Она завороженно смотрела на медленно подымающийся клуб дыма — тлеющий очаг грел не больше, чем загораживающий его мужчина. Она не собиралась именно сейчас развязать все узлы, она намеревалась вести игру с ним еще несколько дней до самого отъезда и прекратить ее только убедившись, что он совершенно уверился в своем успехе. Вот тогда она разобьет его окончательно! Но то, что она точно не учитывала, так это нервное напряжение, охватившее ее. Неподвластные ей предательские чувства превращали ненависть в страстное желание, а силу воли — в слабость всякий раз, когда он касался ее. Она презирала себя и за то, что стоило ему обратится к ней, называя Джиной, сердце ее радостно откликалось.
Он тоже глядел не мигая, в середину очага, погруженный в собственные размышления, но неожиданно повернулся к ней и спросил:
— Чем можешь ты объяснить свое, вызывающее сожаление, обвинение в адрес моих соотечественников? Если я правильно понял, у тебя сложилось весьма низкое мнение об ирландских мужчинах… твоем дедушке… твоем отце… Включаешь ли ты и меня в их число? И как уживаются твое неприятие и презрение с намерением выйти замуж за одного из презираемых? Полагаю, ты не забыла, что мы обручены…
Она резко вскочила на ноги, выдав свое волнение, но храбро сумела встретиться с ним взглядом. Теперь, когда пришло время, она намеревалась отомстить, расплатившись сполна за свое разбитое сердце.
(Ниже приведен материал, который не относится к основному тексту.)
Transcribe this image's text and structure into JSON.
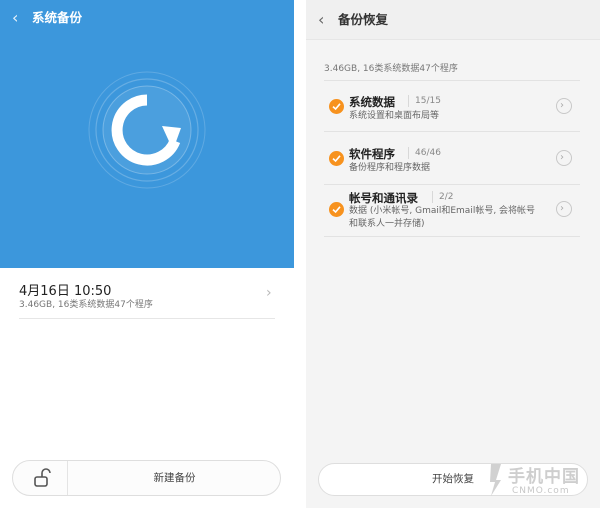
{
  "left_screen": {
    "header": {
      "back_icon": "chevron-left-icon",
      "title": "系统备份"
    },
    "hero_icon": "backup-restore-logo-icon",
    "colors": {
      "header_blue": "#3c97dc"
    },
    "latest_backup": {
      "time": "4月16日 10:50",
      "info": "3.46GB, 16类系统数据47个程序"
    },
    "bottom_bar": {
      "lock_icon": "unlock-icon",
      "new_backup_label": "新建备份"
    }
  },
  "right_screen": {
    "header": {
      "back_icon": "chevron-left-icon",
      "title": "备份恢复"
    },
    "summary": "3.46GB, 16类系统数据47个程序",
    "items": [
      {
        "name": "系统数据",
        "count": "15/15",
        "description": "系统设置和桌面布局等",
        "checked": true
      },
      {
        "name": "软件程序",
        "count": "46/46",
        "description": "备份程序和程序数据",
        "checked": true
      },
      {
        "name": "帐号和通讯录",
        "count": "2/2",
        "description": "数据 (小米帐号, Gmail和Email帐号, 会将帐号和联系人一并存储)",
        "checked": true
      }
    ],
    "restore_button_label": "开始恢复",
    "colors": {
      "check_orange": "#f7921e"
    }
  },
  "watermark": {
    "brand": "手机中国",
    "url": "CNMO.com"
  }
}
— Я бы не вышла за тебя замуж, даже если бы ты остался последним мужчиной на земле! — четко произнесла она в тишине комнаты Он ничем не выдал своего удивления, а стоял неподвижно и молча, ожидая, когда она продолжит.
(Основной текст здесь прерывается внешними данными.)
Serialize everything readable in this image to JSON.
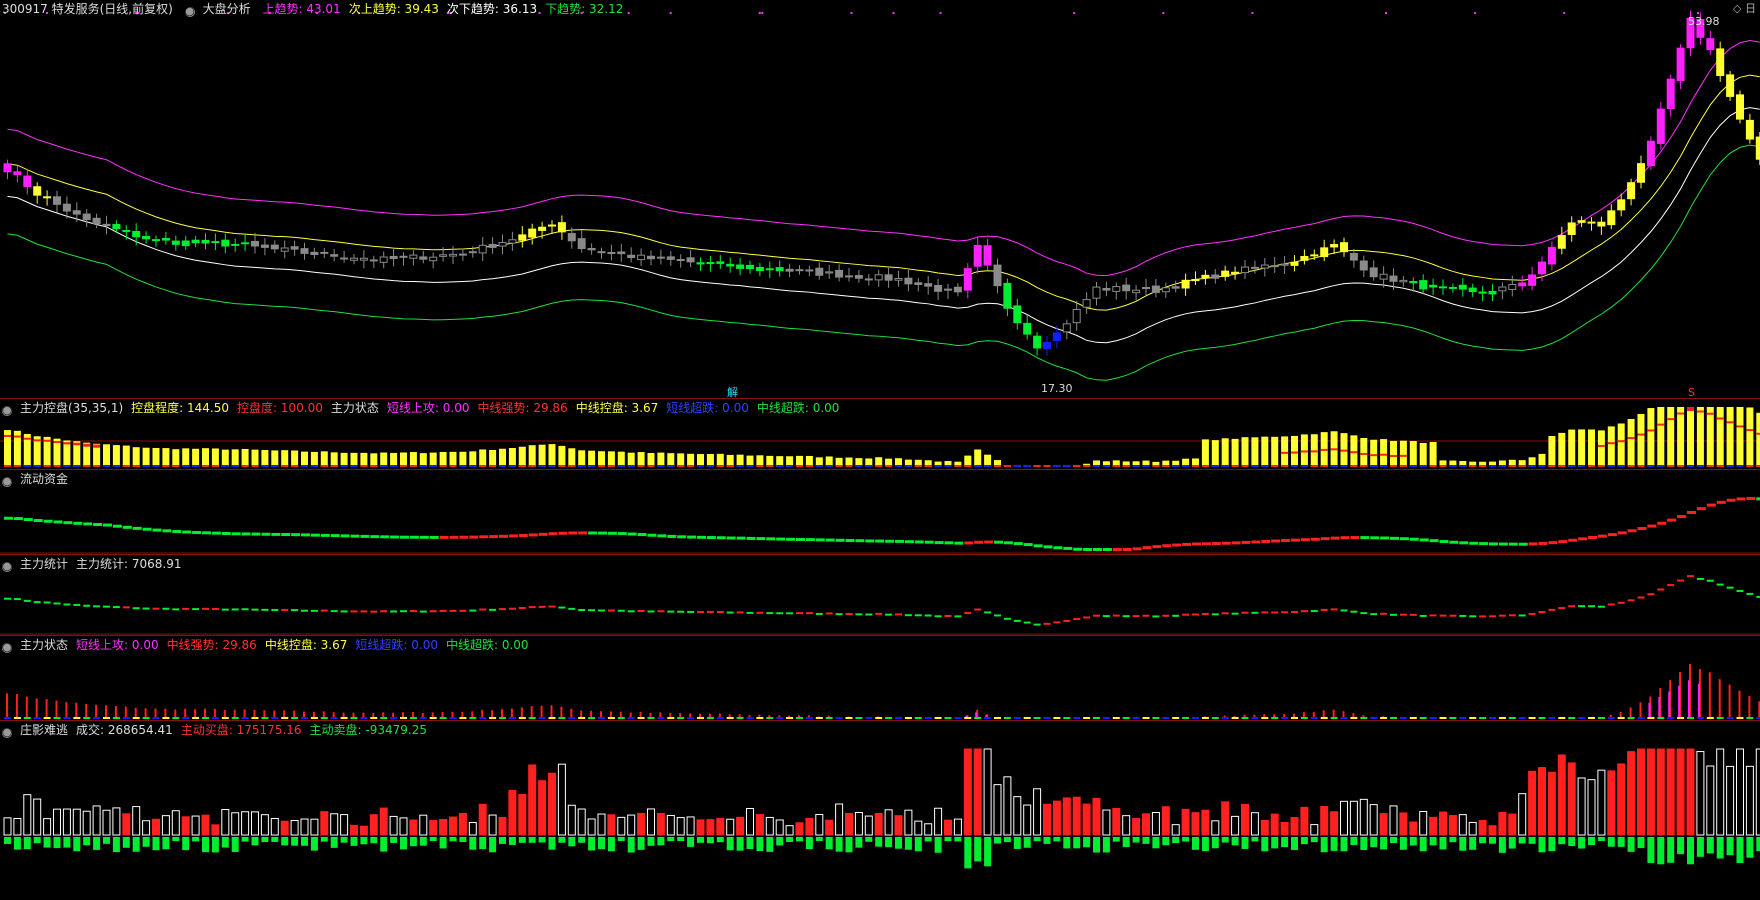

— Я слышала, — горячо обрушилась она на него, — как ты строил планы с моим дядей обольстить меня и втянуть в строительство нашего завода здесь, в Керри! Я поняла тем вечером, что все, что говорила моя мать об ирландцах, правда: вы беспринципные ленивые бездельники, которые скорее будут жить за счет иностранцев, чем сами думать о собственном спасении. Я терпела твое наигранное внимание к себе единственно чтобы одурачить, так же, как ты обманывал меня. И я уверяю вас, старший из рода Ардулианов, здесь не будет построено никакого завода, все ваши усилия напрасны!
По мере того, как она говорила, Лиан становился все бледнее, и когда она закончила, лицо его казалось высеченным из мрамора. Стройное тело Джорджины дрожало от гнева, она тяжело вздохнула и сморгнула унизительные слезы, которые грозили покатиться ручьем; она хотела казаться твердой и, не доверяя больше собственному предательски задрожавшему голосу, замолчала.
Он выпрямился, расправив плечи, словно готовился принять неожиданную тяжесть. Его губы были так крепко сжаты, что, когда он заговорил, казалось, с трудом двигались; звук его голоса болезненно раздражал ее напряженные нервы.
— Позволь поздравить тебя. Я думал, только Дейдра обладает великим даром перевоплощения, но она не смогла бы сравниться с тобой. Театр потерял вас, мисс Руни; во время любовных сцен вы ни разу не выдали отвращения ко мне! Несомненно, сказалось ваше воспитание. Майкл предупреждал, но я не прислушался к его предостережению: вы действительно деловая, что называется, женщина с головой на плечах и без лишних чувств. С опозданием, но я верю ему!
Она слушала, в гордом вызове откинув голову; но увидев его руки, сжатые в кулаки так крепко, словно он боролся с самим собой, внутренне содрогнулась. Вид едва сдерживаемой силы внушил ей панический страх. Он навис над ней, как хищная птица, орлиный взгляд пронзил ее лицо, пытаясь найти хоть какой-то намек на раскаяние. Она ответила ему презрительным взглядом, молясь, чтобы ее уверенность не дала трещину под угрозой скрестить шпаги с человеком бурного темперамента, потомком древнего рода безрассудных бунтарей, которые отказываются признавать, тем более следовать цивилизованному кодексу поведения.